Greg Shaw Lives! (Do the Bomp...)
01/11/2010

Saving the world one record at a time: rock complacency marked for death.
By Fred Mills, Blurt Managing Editor
After Greg Shaw died in 2004, his former wife Suzy Shaw decided it was time to resume work on a project that had been back-burnered for two decades: to assemble a book chronicling her ex-husband's journalistic legacy and resurrecting crucial early writings of some of rock writing's greatest voices-among them, Lester Bangs, whose notorious Troggs screed "James Taylor Marked For Death" originally consumed a whopping 24 pages of Shaw's seminal publication Who Put the Bomp.
WPTB was one of the premiere rock fanzines of the ‘70s, aesthetic sibling to the likes of Crawdaddy!, Fusion and CREEM, and an oasis for kick-out-the-jams-minded fanboys and collectors who had little truck with corporate-hyped swill. Early issues featured the Bangs classic, stories on the Seeds, Flamin' Groovies and the rockabilly revival, and all manner of left-field minutiae (take the 26-point test to learn if you are a "rock and roll trufan"[sic]; point 13 inquires if "you squeezed Robert Plant's lemon"). When punk and new wave dawned, Shaw eagerly dived right in, doing cover stories on the UK punk explosion ("England's Screaming" blared the headline, over an image of a leering Johnny Rotten), power pop, the Ramones, etc., and foreshortening the mag's name to just Bomp!. Regardless of the coverage-Shaw's late-‘60s pre-WPTB zine Mojo-Navigator Rock & Roll News included-there was never any whiff of complacency. This was rock criticism as activism.
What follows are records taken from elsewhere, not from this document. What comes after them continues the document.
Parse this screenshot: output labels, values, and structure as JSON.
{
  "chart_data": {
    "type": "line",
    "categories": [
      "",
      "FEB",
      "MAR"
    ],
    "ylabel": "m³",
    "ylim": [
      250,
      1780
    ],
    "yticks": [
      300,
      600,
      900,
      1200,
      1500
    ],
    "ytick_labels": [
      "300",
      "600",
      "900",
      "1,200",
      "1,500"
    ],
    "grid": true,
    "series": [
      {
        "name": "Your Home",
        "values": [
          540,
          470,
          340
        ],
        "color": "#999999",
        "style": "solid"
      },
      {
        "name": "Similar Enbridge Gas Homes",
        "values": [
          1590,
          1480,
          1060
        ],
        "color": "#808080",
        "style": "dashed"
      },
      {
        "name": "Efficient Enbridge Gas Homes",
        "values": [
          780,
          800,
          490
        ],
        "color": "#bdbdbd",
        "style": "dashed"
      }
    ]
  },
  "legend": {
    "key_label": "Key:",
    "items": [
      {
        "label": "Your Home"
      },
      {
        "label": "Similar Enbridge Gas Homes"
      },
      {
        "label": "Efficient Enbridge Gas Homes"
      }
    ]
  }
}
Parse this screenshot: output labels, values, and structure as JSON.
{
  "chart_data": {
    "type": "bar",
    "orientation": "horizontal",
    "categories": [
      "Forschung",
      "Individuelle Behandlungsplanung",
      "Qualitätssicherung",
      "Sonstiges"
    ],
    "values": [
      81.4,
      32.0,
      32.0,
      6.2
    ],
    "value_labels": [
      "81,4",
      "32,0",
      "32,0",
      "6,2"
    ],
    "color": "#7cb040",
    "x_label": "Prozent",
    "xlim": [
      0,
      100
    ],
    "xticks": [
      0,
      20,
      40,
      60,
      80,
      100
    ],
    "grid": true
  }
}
In the fall of 2007, Suzy Shaw, along with author/Deviants frontman Mick Farren finally completed the first phase of anthologizing the Greg Shaw oeuvre with the book Bomp!: Saving the World One Record at a Time. For the handsome, hardcover coffee table volume they culled the best features as direct reproductions so one could see exactly what the magazine's pages looked like, right down to the typos, the quirky layouts and the close-ups of Joey Ramone's ripped jeans. The editors also penned fresh essays and added unpublished photos to contextualize Shaw and his magazine as both evolved with the times.
Now Shaw has returned to the Bomp! well with a second volume, Bomp! 2 - Born in the Garage, this time assisted by Mike Stax of Ugly Things zine fame. Elsewhere on the BLURT site today our right Rev. Keith A. Gordon flips through the Bomp! pages and offers his reflections on what the magazine and Greg Shaw represented - "unbridled passion," for starters, something we could use a helluva lot more these days as the print milieu continues its decline and snarky celebrity-centric navel gazing tries to pass for music journalism.
By way of my own tribute, let me add this anecdote. In 1974 Shaw also launched Bomp! Records and along the way he had a hand in the careers of Stiv Bators, Flamin' Groovies, Plimsouls, Warlocks, Black Keys and others. I eagerly snapped up anything that bore the Bomp! imprint. But whether he was writing about music or releasing it, his overriding manifesto was saving the world one record at a time, and that was the type of approach that a lot of us who started our own zines or our own labels back in the ‘70s and ‘80s took too.
I'll never forget the time I wrote Bomp! for back issues and included a note to Shaw telling him that I had started working on a punk fanzine and asking if he had any advice. Boy, did he ever - most significantly, he said that you have to do it because you love the music and not because you want to get rich or famous. (Getting free stuff in the mail, however, he added, was a nice perk.) That's been a guiding principle for me ever since.
Later, around 1984 I devoted an issue of my zine to the world of underground music magazines and the people who published them, and Shaw was one of the first people I contacted. At the end of the interview he reaffirmed all the forgoing, observing, "I don't find much essential difference in producing a magazine or producing an album. It's our shared opinions, expressed through records or writing, that it boils down to."